Our April permablitz had the usual list of jobs (build new raised garden beds, plant fruit trees, prune, etc) but what this particular blitz highlighted for me was the all too common mistake of planting the wrong plant in the wrong position without any thought regarding their mature size. Large trees had been put in the ground close to fences and the driveway, citrus trees were planted in a narrow area and were obstructing the access to the sheds, a fig was close to the house, and large leafy monsters shaded out all the northern light.
In this instance several trees needed to be coppiced or removed completely, a young mango tree had to be relocated further away from the fence, and 2 citrus trees needed to be heavily pruned to train them to fit into the narrow space between the fence and walkway. It is always easier and cheaper to remedy such issues early, before the plants become huge and block drains, lift paving or damage fences and foundations.

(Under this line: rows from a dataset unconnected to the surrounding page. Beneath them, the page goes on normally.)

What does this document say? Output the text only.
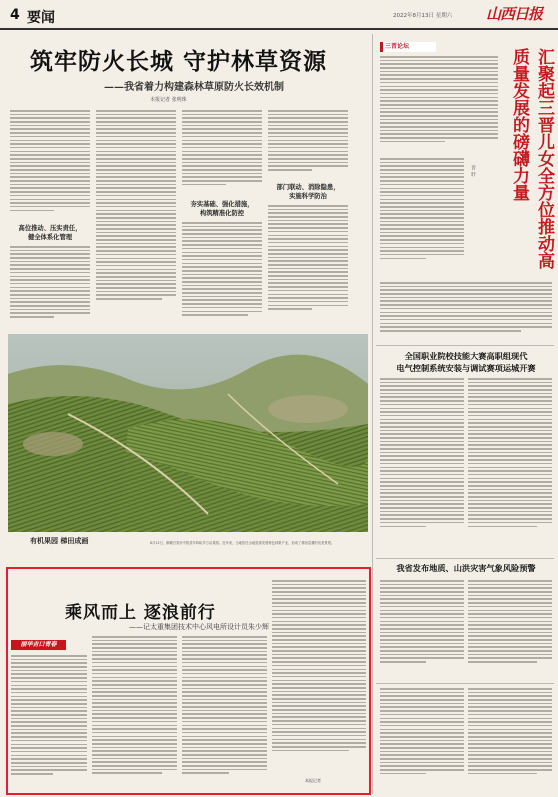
4 要闻	2022年8月13日 星期六 山西日报
筑牢防火长城 守护林草资源
——我省着力构建森林草原防火长效机制
本报记者 张明珠
高位推动、压实责任，
健全体系化管理
夯实基础、强化措施，
构筑精准化防控
部门联动、消除隐患，
实施科学防治
有机果园 梯田成画	8月12日，俯瞰吕梁市中阳县车鸣峪乡万亩果园。近年来，当地依托山地资源发展特色林果产业，形成了梯田层叠的优美景观。
乘风而上 逐浪前行
——记太重集团技术中心风电所设计员朱少辉
丽华吉口青春
本报记者
三晋论坛
汇聚起三晋儿女全方位推动高质量发展的磅礴力量
晋 轩
全国职业院校技能大赛高职组现代
电气控制系统安装与调试赛项运城开赛
我省发布地质、山洪灾害气象风险预警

But how do we plan these things BEFORE the plants go in the ground so that we are not creating a lot of work for ourselves further down the track? We don’t want to waste time and money dealing with a plant that is not suitable to the location it has been planted in. Here are a few simple tips:
# 1 Climatic needs
Find the plants that do well in your area and stick to these for the majority of your plantings. You can, however, also stretch to plants that prefer conditions outside of your local climate by creating microclimates in your garden.
# 2 Mature plant size
Consider the mature height and width of your plants (especially for trees and shrubs). Sometimes it is hard to imagine how your little sapling will look once full grown and this is when we often place things inappropriately. With the mature size in mind ask yourself questions such as: Is it suitably positioned? Will it cast too much shade where you don’t want it? Is it too close to structures or other plants? Will it obstruct walkways or block windows?
# 3 Shade/sun needs
Don’t try to place shade loving plants in full sun or sun loving plants in the shade. This step actually isn’t as cut and dry as one might think. I suggest that you need to use a little judgement. Our hot Australian conditions mean that plants recommended for full sun can actually quite happily survive with a little shade (and indeed may suffer if placed in full sun here). Also think about how the sun access may change over the years. Is there another plant nearby that has not yet reached maturity which will turn an area which is sunny today into a shady area in a few years time?
# 4 Water needs
Identify the wet and the dry spots in your yard and choose plants accordingly. Drought hardy plants positioned in wet areas of the garden can succumb to root disease and pest problems. Water loving plants will need constant supplementary watering if planted in a dry location.
# 5 Soil conditions
Study your soil. Is it sandy or heavy clay? What is the pH? Find that plants which are suited to those conditions.
One final word. DO NOT buy a plant on a whim just because it looks pretty only to go home and think “Now where can I plant this?”. That is the wrong way around! Instead, study the spot where you want to put a plant. Think about the sun and the soil type in that location. Think about the height and the width of the plant you want to fill that spot. Evergreen? Deciduous? Flowering season? Or anything else that matters to you. If planting several plants there, how will one affect the other? Will one of the plants create shade for the other plants? Do they have the same needs in respect to moisture, fertiliser, etc. Then find the plant which fills all of your criteria.
Now run outside and create your oasis!